La dura testimonianza di un medico di un ospedale milanese. Uomini e donne catapultati negli ospedali con la pandemia. L’amore e la cura ha cambiato tutto.
La testimonianza della dottoressa Federica Poggiali, medico di “Medicina ad Alta Intensità” diventato un reparto unico di “Medicina Covid”, è avvenuta all’interno di un video nell’ambito del Meeting di Rimini 2020.
La dottoressa ha ripercorso i duri momenti della pandemia, che hanno segnato l’inconscio collettivo di tutti noi ma che allo stesso tempo ha duramente messo alla prova il personale degli ospedali e le persone che hanno vissuto la vicenda in prima persona.
La donna ha spiegato che una volta arrivata in riparto ha trovato tanti pazienti impauriti ma soprattutto sprovvisti di qualsiasi cosa fosse loro necessaria. Uomini e donne trascinate all’interno degli ospedali e catapultati in uno stato di angoscia senza precedenti.
Una volta però che gli operatori hanno cominciato a trattare le loro situazioni con empatia e cura, riservando loro le attenzioni che meritavano, i loro volti sono cambiati. E i loro occhi hanno cominciato a sorridere.
Non si è trattato perciò solamente di una corsa contro il tempo fatta di farmaci e di sofferenze, di allarmi e tabelle cliniche. Si è trattato al contrario di una vicenda umana altamente toccante in cui uomini e donne hanno visto in faccia la sofferenza.
Il compito del medico è perciò non quello di applicare protocolli ma al contrario quello di guardare in faccia il paziente per offrirgli una risposta, certamente di tipo medico, ma soprattutto di natura umana. Che guardi il bene della persona nel suo insieme e non nel risultato da inserire all’interno di un referto freddo e analitico.
Il video in cui si spiega tutto questo è stato realizzato da “Medicina e Persona”, con il contributo di Banco Farmaceutico e di Emme Esse, in occasione del “Meeting di Rimini 2020 Special Edition”, andato in scena prevalentemente in formato web, con alcune persone in presenza a seguire gli incontri svolti al Palacongressi di Rimini.
“All’inizio di marzo sono stata catapultata ad uno dei reparti di Covid che erano stati allestiti”, è il racconto che fa la dottoressa. “Una mattina, dopo la vestizione, entro nella stanza di un paziente, e gli chiedo di mostrarmi la lingua”.
L’uomo però le disse di no perché “non ho lo spazzolino”. “In quel momento ho compreso che i malati ricoverati nel reparto, venivano quasi prelevati di forza, messi in isolamento e nessun parente poteva venirli a trovare. Quindi erano sprovvisti di tutto ed erano in difficoltà”, ha spiegato la donna.
Tutto questo ha acceso una scintilla che ha fatto mettere in moto una proposta fatta di umanità e di cura. Che ha rivoluzionato la situazione che sia il medico che il paziente stavano vivendo. “Alla fine del turno decido di andare a fare la spesa e ho comprato spazzolini, dentifrici, rasoi e tutto quello di cui avevano necessità i pazienti”, racconta la donna.
Che ha capito che “che il bisogno era molto superiore rispetto alle mie risorse e ho avuto una intuizione. Ho provato a chiedere al servizio clienti del supermercato se potevano regalare dei kit per i pazienti e subito mi sono accorta di una benevolenza: la risposta è stata positiva”.

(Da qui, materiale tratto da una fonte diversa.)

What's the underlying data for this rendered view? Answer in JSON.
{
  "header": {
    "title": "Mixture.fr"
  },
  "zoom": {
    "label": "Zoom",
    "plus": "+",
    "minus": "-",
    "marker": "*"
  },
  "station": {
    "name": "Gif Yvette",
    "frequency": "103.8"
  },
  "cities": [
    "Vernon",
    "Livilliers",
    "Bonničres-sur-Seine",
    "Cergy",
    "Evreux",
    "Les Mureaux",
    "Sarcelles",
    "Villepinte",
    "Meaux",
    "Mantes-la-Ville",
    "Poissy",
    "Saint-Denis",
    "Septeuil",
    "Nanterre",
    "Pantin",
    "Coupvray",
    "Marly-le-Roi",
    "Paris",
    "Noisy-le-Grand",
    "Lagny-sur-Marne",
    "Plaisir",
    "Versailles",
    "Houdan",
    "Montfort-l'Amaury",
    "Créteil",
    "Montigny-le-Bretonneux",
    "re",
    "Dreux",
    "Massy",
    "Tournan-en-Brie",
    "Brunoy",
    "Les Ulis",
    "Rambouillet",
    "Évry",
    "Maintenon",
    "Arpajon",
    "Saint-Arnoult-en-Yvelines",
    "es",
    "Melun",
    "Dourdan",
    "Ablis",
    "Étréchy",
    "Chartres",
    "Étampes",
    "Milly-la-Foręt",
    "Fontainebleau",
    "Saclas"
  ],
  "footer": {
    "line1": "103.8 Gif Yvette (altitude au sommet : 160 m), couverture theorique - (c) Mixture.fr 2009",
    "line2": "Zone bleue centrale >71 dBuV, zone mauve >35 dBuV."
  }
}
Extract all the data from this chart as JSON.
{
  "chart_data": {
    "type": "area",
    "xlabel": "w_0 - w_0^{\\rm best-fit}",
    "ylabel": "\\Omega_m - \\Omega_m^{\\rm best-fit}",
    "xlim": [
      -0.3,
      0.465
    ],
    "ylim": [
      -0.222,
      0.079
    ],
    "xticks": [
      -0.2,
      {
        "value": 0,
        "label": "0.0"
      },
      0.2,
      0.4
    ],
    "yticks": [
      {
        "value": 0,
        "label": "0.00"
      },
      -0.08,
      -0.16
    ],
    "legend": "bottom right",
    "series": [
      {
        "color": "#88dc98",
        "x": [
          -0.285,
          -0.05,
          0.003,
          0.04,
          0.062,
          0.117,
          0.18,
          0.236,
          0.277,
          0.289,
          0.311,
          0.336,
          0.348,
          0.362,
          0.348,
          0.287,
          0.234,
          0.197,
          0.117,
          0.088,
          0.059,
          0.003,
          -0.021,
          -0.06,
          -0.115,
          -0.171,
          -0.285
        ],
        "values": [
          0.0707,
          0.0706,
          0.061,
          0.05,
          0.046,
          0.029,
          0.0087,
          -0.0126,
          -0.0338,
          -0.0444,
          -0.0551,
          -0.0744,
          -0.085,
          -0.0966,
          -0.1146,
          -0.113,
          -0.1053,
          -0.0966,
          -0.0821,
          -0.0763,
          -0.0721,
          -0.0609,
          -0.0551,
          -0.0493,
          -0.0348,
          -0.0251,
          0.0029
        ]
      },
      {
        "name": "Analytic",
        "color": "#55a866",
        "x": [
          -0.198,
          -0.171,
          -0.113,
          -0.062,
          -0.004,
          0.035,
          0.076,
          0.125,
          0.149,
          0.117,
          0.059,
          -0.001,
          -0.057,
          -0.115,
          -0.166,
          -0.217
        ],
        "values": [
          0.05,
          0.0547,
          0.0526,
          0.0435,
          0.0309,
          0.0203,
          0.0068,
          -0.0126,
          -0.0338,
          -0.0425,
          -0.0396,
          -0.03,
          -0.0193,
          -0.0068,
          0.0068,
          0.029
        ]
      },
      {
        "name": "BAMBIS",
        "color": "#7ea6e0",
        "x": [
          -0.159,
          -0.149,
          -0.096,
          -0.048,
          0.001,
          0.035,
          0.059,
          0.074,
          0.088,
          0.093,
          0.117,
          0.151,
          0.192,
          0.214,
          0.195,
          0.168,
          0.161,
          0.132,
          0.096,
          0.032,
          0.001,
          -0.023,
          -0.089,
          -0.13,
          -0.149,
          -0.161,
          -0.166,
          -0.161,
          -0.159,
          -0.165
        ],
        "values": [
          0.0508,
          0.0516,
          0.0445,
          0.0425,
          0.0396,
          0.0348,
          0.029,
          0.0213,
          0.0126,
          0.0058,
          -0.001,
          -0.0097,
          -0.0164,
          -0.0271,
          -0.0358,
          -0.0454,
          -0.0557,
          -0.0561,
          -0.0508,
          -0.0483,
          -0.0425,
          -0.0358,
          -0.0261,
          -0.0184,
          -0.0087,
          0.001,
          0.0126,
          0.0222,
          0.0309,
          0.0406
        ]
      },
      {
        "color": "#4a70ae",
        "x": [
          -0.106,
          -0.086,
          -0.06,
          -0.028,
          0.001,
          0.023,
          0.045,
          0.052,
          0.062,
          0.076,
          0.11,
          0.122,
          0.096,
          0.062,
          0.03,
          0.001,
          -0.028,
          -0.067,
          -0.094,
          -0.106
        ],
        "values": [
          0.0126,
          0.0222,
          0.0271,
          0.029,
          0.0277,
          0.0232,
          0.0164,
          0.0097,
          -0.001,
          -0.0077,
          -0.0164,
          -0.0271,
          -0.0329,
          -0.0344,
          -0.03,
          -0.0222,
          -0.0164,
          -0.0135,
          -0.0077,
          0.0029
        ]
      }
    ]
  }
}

La consapevolezza emersa nel cuore della dottoressa che, in modo particolare in casi come questi, si è pienamente “parte di un popolo”. Che anche se era difficile “far pervenire burocraticamente tutto quel materiale in ospedale”, bisognava a tutti costi trovare una soluzione. In gioco c’era l’umanità di quei tristi momenti.
“Tramite mio cognato che lavora in amministrazione, mi sono messa in contatto con il servizio approvvigionamenti del nosocomio, che a sua volta si è messo in contatto col supermercato. Così sono arrivati 400 kit per i pazienti”, ha raccontato ancora la dottoressa.
Così nel momento in cui il paziente e riuscito a lavarsi i denti, durante la visita, cose semplici come il dentifricio sullo spazzolino diventavano il punto di approdo di uno sguardo totalmente diverso sulla vita e sulla difficile condizione di quei giorni. “Ho visto un’altra espressione sul suo viso, ribaltata”, è il racconto toccante della donna.
“Dall’essere piegato dalla paura di morire ad essere “spostato” su un altro piano: quello del bene che gli è stato voluto, attraverso quel piccolo gesto”. Che ha fatto muovere una lunga catena di solidarietà. Il personale ospedaliero ha cominciato a lasciare in amministrazione scorte di beni di prima necessità come spazzolini, salviette, e dentifrici, donati dallo stesso.
“Non era più la lotta contro il virus, ma la commozione davanti all’umano“.